Data sources: Data on EMR implementation came from the 1998-2007 HIMSS Analytics Databases. Data on nurse staffing and patient outcomes came from the 1998-2007 Annual Financial Disclosure Reports and Patient Discharge Databases of the California Office of Statewide Health Planning and Development (OSHPD).
Methods: Longitudinal analysis of an unbalanced panel of 326 short-term, general acute care hospitals in California. Marginal effects estimated using fixed effects (within-hospital) OLS regression.
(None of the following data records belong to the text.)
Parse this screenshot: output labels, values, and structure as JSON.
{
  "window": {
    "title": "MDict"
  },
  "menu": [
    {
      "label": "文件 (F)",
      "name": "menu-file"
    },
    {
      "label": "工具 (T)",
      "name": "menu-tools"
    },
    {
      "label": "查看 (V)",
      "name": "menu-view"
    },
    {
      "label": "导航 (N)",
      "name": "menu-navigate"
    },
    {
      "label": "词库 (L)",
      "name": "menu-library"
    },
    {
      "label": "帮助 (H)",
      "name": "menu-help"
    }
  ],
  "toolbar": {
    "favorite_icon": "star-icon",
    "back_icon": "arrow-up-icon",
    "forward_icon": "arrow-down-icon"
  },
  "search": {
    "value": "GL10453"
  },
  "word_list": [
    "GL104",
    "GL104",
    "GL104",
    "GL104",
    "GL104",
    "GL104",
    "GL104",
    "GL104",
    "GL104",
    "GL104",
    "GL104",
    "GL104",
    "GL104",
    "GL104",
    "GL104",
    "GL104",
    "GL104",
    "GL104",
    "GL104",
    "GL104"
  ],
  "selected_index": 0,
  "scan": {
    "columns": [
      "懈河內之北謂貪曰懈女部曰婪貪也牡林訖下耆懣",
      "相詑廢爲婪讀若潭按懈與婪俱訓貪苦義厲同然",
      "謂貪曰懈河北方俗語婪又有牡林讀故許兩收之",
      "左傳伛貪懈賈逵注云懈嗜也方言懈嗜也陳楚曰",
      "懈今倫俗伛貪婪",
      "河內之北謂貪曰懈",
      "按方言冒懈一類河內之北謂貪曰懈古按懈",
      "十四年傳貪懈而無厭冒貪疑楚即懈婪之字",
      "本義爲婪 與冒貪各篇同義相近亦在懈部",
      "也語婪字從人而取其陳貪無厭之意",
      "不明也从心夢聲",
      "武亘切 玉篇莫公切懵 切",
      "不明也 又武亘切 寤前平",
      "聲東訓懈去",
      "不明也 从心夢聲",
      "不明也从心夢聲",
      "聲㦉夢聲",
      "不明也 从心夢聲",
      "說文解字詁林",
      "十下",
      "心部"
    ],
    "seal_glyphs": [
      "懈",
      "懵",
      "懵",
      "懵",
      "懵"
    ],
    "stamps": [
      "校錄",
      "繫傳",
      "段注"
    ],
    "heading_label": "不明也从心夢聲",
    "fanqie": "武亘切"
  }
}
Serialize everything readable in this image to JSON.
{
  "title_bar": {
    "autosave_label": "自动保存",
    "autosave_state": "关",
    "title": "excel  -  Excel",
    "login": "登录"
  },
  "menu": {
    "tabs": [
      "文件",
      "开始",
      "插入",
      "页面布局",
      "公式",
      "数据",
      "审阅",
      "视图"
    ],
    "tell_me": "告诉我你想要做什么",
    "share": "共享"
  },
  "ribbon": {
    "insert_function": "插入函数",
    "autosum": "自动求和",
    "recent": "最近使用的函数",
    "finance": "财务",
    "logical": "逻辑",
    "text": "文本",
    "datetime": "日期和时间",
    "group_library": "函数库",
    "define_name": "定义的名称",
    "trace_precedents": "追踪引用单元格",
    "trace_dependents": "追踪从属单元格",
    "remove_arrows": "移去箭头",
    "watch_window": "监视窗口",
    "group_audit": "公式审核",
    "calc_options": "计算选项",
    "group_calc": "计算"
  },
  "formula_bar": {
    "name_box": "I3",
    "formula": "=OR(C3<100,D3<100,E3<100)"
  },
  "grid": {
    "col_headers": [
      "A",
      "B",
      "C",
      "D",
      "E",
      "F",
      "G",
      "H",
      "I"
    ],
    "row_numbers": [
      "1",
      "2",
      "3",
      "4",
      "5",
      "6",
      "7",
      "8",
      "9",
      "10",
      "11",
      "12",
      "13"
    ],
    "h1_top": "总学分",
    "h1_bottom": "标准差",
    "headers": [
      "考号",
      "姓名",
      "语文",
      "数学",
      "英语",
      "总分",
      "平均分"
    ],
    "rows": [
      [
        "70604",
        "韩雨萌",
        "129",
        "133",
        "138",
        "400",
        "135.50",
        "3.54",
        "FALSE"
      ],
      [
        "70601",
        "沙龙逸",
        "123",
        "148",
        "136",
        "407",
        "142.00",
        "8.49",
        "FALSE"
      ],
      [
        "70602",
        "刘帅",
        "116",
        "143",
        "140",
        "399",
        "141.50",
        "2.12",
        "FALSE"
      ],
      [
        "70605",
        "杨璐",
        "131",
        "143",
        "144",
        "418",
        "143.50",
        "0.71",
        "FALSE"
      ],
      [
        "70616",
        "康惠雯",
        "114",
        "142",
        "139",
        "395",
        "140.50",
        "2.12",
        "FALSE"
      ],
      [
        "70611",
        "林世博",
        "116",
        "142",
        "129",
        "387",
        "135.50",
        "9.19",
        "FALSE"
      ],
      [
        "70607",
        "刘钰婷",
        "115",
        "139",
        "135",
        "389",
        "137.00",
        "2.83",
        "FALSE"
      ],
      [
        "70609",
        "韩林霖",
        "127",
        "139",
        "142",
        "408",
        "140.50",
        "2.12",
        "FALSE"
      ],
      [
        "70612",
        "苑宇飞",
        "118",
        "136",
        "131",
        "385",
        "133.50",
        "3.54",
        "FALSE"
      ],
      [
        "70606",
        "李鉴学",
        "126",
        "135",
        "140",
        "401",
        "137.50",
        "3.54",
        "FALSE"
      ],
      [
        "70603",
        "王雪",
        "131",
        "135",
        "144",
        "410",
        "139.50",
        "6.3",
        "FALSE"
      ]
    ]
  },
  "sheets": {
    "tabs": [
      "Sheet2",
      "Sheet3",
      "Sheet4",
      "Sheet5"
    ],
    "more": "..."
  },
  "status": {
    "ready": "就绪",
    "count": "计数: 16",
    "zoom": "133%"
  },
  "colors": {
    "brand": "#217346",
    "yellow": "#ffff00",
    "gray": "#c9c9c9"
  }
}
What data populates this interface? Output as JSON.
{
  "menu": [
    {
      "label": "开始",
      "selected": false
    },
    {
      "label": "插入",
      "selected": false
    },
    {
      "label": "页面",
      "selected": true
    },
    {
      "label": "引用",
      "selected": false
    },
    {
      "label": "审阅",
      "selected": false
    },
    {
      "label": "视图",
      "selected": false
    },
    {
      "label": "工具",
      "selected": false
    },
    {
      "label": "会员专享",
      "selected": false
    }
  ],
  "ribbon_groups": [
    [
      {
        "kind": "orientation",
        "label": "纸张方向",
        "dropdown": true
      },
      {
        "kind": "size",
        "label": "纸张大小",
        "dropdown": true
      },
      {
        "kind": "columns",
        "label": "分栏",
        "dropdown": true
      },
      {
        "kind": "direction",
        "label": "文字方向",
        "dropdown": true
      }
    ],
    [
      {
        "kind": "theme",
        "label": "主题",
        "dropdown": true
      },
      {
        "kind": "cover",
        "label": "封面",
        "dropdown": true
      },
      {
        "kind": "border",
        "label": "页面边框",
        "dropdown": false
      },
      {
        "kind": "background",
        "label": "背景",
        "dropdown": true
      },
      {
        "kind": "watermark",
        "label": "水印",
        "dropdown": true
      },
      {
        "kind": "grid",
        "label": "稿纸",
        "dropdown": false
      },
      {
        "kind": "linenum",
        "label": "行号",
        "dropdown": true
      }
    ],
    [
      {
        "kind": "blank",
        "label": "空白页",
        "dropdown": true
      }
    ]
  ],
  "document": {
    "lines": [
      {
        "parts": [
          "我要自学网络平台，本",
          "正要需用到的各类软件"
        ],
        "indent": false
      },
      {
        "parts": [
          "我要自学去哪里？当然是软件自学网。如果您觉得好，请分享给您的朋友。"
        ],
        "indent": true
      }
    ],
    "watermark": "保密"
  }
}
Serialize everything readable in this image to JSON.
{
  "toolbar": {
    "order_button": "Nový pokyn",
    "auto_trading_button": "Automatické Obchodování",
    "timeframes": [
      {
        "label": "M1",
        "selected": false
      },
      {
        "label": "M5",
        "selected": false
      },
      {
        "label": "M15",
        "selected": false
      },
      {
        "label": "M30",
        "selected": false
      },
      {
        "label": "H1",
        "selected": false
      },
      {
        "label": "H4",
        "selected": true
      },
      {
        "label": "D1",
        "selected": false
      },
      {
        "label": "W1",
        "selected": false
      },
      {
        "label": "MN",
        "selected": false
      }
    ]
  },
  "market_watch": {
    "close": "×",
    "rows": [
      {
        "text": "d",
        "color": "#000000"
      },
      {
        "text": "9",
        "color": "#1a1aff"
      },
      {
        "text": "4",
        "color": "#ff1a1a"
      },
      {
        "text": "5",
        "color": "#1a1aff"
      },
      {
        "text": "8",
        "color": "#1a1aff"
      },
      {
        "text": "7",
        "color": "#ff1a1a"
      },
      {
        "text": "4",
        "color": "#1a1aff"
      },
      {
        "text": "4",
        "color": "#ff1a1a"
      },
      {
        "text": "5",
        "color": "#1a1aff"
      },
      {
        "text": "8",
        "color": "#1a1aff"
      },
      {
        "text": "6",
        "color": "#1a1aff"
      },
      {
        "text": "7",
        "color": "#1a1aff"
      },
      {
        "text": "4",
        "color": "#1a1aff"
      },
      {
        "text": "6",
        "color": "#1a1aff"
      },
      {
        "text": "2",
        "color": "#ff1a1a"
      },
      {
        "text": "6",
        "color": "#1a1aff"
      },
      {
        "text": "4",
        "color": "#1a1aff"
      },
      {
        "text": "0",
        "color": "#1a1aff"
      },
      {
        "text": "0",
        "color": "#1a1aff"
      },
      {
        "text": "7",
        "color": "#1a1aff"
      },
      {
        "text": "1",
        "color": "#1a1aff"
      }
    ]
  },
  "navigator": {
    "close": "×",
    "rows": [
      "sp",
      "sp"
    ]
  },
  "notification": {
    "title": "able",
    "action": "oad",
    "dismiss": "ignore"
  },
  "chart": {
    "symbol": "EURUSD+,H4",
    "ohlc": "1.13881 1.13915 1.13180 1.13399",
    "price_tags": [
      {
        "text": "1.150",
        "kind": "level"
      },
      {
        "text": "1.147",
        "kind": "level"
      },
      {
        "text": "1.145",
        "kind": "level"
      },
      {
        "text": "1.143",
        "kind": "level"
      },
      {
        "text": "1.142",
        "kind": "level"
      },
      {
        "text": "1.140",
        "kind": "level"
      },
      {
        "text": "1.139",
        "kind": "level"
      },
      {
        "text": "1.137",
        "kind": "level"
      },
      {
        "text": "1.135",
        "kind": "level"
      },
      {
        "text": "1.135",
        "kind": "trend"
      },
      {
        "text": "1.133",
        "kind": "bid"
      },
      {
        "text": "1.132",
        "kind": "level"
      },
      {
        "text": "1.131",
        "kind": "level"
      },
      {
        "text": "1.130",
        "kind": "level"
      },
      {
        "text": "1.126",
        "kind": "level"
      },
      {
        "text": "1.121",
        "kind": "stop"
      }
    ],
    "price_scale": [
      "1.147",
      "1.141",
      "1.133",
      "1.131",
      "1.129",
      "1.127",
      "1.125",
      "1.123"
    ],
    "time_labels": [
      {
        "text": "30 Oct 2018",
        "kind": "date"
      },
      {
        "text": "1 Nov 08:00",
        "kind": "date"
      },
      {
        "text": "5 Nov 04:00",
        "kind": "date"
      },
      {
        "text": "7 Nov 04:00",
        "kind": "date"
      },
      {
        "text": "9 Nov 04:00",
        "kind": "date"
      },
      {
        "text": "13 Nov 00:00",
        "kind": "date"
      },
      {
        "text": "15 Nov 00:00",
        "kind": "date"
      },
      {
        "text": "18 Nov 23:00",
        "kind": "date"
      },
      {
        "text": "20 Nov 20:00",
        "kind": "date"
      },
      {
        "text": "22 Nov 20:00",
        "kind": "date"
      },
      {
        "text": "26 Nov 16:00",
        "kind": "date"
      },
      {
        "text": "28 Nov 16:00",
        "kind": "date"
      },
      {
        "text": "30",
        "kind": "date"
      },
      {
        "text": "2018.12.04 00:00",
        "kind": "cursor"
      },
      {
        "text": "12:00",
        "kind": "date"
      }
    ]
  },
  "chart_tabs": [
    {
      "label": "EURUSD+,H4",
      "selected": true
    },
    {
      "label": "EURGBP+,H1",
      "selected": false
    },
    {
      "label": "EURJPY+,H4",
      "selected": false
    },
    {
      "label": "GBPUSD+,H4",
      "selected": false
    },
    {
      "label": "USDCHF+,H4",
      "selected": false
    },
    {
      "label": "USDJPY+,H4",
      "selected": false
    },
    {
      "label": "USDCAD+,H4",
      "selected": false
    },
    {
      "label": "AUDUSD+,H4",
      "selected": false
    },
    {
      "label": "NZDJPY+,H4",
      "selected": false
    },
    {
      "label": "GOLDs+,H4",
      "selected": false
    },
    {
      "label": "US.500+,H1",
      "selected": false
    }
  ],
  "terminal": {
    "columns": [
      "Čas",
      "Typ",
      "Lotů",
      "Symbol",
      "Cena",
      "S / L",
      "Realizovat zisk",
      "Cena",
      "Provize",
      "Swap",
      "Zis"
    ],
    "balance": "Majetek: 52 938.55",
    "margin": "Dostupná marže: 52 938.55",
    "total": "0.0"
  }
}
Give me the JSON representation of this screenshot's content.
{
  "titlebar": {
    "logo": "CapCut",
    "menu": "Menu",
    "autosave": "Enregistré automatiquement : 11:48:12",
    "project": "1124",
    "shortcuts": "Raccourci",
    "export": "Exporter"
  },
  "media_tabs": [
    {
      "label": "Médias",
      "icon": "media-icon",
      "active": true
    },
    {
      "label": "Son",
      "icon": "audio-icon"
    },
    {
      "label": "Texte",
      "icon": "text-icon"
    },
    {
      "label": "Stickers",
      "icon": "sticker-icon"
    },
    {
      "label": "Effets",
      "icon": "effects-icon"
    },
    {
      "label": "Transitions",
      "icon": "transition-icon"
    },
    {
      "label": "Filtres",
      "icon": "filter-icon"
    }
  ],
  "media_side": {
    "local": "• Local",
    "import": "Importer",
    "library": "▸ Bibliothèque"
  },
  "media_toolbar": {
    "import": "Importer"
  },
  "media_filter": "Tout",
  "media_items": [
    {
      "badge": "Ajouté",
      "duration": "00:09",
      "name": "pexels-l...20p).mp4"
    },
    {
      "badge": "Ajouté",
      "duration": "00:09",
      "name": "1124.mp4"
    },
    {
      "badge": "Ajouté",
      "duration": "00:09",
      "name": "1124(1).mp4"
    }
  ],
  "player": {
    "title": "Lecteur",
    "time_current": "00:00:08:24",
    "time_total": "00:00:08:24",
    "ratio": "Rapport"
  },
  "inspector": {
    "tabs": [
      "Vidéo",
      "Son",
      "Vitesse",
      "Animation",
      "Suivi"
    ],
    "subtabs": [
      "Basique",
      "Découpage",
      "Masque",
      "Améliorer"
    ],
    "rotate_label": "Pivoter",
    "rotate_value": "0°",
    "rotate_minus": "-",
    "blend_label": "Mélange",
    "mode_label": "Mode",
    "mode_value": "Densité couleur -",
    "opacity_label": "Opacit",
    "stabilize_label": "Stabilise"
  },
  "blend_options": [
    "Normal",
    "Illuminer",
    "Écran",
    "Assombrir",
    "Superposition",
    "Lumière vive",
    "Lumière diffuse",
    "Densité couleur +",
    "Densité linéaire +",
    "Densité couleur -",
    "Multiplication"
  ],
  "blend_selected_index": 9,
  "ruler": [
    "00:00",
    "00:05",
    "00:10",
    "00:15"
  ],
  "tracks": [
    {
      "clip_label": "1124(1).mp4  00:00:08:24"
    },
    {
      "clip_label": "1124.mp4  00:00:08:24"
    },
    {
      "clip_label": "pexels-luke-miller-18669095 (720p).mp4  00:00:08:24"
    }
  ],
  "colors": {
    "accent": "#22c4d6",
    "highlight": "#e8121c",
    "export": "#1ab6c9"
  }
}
Principal findings: EMR implementation was associated with 6-10 percent higher cost per discharge in medical-surgical acute units. EMR stage 2 increased registered nurse hours per patient day by 15-26 percent and reduced licensed vocational nurse cost per hour by 2-4 percent. EMR stage 3 was associated with 3-4 percent lower rates of in-hospital mortality for conditions.
Conclusions: Our results suggest that advanced EMR applications may increase hospital costs and nurse staffing levels, as well as increase complications and decrease mortality for some conditions. Contrary to expectation, we found no support for the proposition that EMR reduced length of stay or decreased the demand for nurses.